The problem occurred when a scripter was writing some scripts on top of existing custom scripts. In fact it occurred not once, but twice! While trying to alias the remove_state method in Game_Battler and adding a print statement to it, the print statement was never executed, but the state was still removed.

Thinking about it, there is nothing obvious about why this might be happening. It just seems like none of your changes are being applied during the game!

Example

We start with some example snippets in real code.
The remove_state method is defined as follows by default

class Game_Battler < Game_BattlerBase
  def remove_state(state_id)
    if state?(state_id)
      revive if state_id == death_state_id
      erase_state(state_id)
      refresh
      @result.removed_states.push(state_id).uniq!
    end
  end
end

And in one of my own scripts, I aliased the method in Game_Actor like this

class Game_Actor < Game_Battler
  alias :ft_passive_states_remove_state :remove_state
  def remove_state(state_id)    
    return if features_value_set(:passive_state).include?(state_id)
    ft_passive_states_remove_state(state_id)
  end
end

What I expect to happen

When I wrote the code, I believed that I am simply adding a conditional check for actor objects, and then it will call whatever previous logic was defined for remove_state.

What actually happens

Actually that is exactly what happened.

So what’s the problem?

Consider what happens if I want to alias the remove_state method again, adding a simple print statement:

class Game_Battler < Game_BattlerBase
  alias :th_print_test_remove_state :remove_state
  def remove_state(state_id)
    p "this works!"
    th_print_test_remove_state(state_id)
  end
end

Place this script below the custom actor script.
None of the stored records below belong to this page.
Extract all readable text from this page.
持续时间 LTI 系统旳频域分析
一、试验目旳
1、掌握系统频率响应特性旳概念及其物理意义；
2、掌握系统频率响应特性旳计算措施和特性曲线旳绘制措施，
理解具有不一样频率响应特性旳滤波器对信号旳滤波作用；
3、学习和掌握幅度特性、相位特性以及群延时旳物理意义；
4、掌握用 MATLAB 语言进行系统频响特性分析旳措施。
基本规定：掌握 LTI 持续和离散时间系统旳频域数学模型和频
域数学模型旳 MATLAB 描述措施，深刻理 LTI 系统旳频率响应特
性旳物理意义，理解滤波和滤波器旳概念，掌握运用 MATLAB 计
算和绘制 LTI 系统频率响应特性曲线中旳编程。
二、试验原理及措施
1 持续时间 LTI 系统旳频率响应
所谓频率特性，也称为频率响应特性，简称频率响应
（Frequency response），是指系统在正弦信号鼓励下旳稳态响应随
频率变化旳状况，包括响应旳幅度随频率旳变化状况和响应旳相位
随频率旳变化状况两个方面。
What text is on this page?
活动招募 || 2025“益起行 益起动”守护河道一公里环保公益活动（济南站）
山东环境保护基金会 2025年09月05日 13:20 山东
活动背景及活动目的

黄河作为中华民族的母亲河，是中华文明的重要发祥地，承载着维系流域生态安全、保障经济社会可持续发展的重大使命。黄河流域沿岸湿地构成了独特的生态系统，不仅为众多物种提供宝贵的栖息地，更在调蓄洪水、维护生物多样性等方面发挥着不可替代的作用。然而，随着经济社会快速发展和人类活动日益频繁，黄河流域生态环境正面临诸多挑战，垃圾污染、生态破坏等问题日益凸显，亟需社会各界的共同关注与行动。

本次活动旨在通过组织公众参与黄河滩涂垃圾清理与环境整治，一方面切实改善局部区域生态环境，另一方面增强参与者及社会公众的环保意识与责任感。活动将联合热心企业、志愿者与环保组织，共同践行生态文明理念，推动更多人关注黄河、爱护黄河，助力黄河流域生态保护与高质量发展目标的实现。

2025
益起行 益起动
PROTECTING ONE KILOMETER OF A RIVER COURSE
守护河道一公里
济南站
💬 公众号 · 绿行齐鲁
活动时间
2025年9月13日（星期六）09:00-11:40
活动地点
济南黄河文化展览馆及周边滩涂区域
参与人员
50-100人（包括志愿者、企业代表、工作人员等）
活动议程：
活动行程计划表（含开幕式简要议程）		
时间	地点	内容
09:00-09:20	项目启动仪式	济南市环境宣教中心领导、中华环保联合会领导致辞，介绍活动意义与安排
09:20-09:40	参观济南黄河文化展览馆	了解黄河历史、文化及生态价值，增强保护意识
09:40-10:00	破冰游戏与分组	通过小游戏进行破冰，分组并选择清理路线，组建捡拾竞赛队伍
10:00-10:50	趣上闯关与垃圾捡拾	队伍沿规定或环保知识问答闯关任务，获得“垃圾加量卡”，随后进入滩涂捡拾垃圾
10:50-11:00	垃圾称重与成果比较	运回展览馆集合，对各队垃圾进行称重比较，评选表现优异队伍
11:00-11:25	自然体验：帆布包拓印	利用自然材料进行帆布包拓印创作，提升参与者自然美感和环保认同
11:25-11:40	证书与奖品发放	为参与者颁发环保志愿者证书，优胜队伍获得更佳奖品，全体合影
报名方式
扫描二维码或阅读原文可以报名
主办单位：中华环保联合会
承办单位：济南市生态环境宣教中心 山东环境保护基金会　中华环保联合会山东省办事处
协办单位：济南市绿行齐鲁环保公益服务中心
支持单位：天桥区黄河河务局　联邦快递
When a state is removed from an actor, the print statement doesn’t occur! In fact, it’s as if the alias didn’t even work.

What happened?

alias is not super. It doesn’t automatically call methods defined in superclasses. For some reason I had thought I could use alias this way to avoid overwriting logic defined by other scripts in superclasses, but evidently it backfired and resulted in hard-to-find bugs.

Conclusion

This tutorial basically showed something that you should be careful when choosing to alias methods that are defined in methods defined in multiple classes within a hierarchy.

At the time of writing, I have not found any nice way to address the issue of adding logic to a child class while not overwriting additional logic in parent classes. If you know of any solutions I would encourage you to share it in the comments!